Title Page: for an explanation of how to formulate a title page in APA, see The Purdue OWL (Links to an external site.) (scroll down to “Title Page”), or use the APA template provided in the CSU-Global Library.
Insert page numbers in the top right hand corner.
Include a reference page.
Use CSU-Global Guide to Writing and APA (Links to an external site.) for correct APA formatting in the paper and on the reference page.
Your final paper will be graded not only based on content but also on the quality of your writing, syntax, and grammar. Please be sure to pay special attention to the quality of your written work. It is highly recommended that you closely proofread your assignment prior to submission. In addition, you are again expected to provide support for your arguments based upon both the required and recommended readings for the course, your research, and any relevant points culled from the discussion boards. Review the Portfolio Project Rubric, located in the Module 8 folder.
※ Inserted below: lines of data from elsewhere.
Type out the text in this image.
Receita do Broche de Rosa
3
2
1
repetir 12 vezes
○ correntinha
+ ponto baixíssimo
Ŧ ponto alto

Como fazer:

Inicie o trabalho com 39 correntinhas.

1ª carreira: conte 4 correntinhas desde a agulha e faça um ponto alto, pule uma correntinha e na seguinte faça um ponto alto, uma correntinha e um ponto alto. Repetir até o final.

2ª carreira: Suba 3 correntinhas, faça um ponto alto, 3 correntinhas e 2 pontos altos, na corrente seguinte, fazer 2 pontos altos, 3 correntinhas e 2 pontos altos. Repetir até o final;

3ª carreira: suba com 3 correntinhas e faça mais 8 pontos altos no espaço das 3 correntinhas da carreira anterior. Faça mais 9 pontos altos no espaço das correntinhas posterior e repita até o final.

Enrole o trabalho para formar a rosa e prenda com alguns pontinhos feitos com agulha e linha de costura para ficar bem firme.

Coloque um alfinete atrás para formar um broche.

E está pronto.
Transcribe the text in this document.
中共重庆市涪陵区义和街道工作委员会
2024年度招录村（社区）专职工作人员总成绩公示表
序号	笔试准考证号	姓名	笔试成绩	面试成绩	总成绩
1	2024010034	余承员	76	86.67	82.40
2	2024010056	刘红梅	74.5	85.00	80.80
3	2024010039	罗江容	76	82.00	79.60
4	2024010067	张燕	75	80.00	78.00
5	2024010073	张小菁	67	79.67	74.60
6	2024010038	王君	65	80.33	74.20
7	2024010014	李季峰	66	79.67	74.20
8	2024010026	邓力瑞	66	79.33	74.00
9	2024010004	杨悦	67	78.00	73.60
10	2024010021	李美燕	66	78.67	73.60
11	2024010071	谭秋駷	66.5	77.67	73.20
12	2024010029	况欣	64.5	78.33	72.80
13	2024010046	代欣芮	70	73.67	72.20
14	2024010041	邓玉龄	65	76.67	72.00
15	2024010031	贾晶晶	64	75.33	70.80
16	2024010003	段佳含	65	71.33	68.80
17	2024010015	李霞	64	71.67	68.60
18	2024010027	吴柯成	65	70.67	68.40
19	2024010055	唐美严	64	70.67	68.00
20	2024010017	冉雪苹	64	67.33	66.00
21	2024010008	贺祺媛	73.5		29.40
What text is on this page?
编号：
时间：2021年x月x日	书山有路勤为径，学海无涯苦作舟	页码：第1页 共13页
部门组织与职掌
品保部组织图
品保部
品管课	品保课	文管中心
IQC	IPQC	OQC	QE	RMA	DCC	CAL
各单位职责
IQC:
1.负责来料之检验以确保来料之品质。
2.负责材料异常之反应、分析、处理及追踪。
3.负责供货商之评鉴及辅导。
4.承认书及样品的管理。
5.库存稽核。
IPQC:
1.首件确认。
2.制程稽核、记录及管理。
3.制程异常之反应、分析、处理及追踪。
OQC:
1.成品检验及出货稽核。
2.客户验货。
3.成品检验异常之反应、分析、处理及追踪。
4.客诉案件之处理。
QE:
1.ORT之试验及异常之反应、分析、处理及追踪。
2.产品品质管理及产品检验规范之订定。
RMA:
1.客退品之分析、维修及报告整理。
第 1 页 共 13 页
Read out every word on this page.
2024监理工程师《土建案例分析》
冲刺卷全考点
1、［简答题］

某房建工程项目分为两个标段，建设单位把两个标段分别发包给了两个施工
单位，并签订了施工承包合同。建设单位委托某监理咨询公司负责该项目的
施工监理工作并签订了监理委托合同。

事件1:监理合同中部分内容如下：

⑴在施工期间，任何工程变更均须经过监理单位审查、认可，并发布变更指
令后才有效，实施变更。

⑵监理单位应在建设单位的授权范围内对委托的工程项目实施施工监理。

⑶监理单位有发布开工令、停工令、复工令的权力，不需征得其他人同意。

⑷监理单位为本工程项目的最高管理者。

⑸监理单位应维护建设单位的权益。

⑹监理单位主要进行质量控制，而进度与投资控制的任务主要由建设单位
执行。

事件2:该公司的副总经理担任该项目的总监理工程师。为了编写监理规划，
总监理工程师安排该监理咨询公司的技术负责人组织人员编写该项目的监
Finally, you will take the particular research question that you are developing as the thesis of your Portfolio Project and contextualize it in such a way as to convey an international or multicultural understanding of the novel. For example, if you are developing a cultural analysis of the novel, you will need to answer, as a part of your research thesis, how one culture develops in direct competition against the emergence of another foreign culture. Or, if you are developing a feminist analysis, you will need to answer, as a part of your research question, how one culture’s treatment of women changes when confronted by another culture’s differing attitude toward women. Or, if you were doing a direct compare/contrast analysis, you will need to directly compare specific aspects of one culture to another culture.
In other words, any critical perspective from which you frame your thesis and overall paper needs to convey a sharper international or multicultural understanding of the novel and should be reflected in your outline and reference list.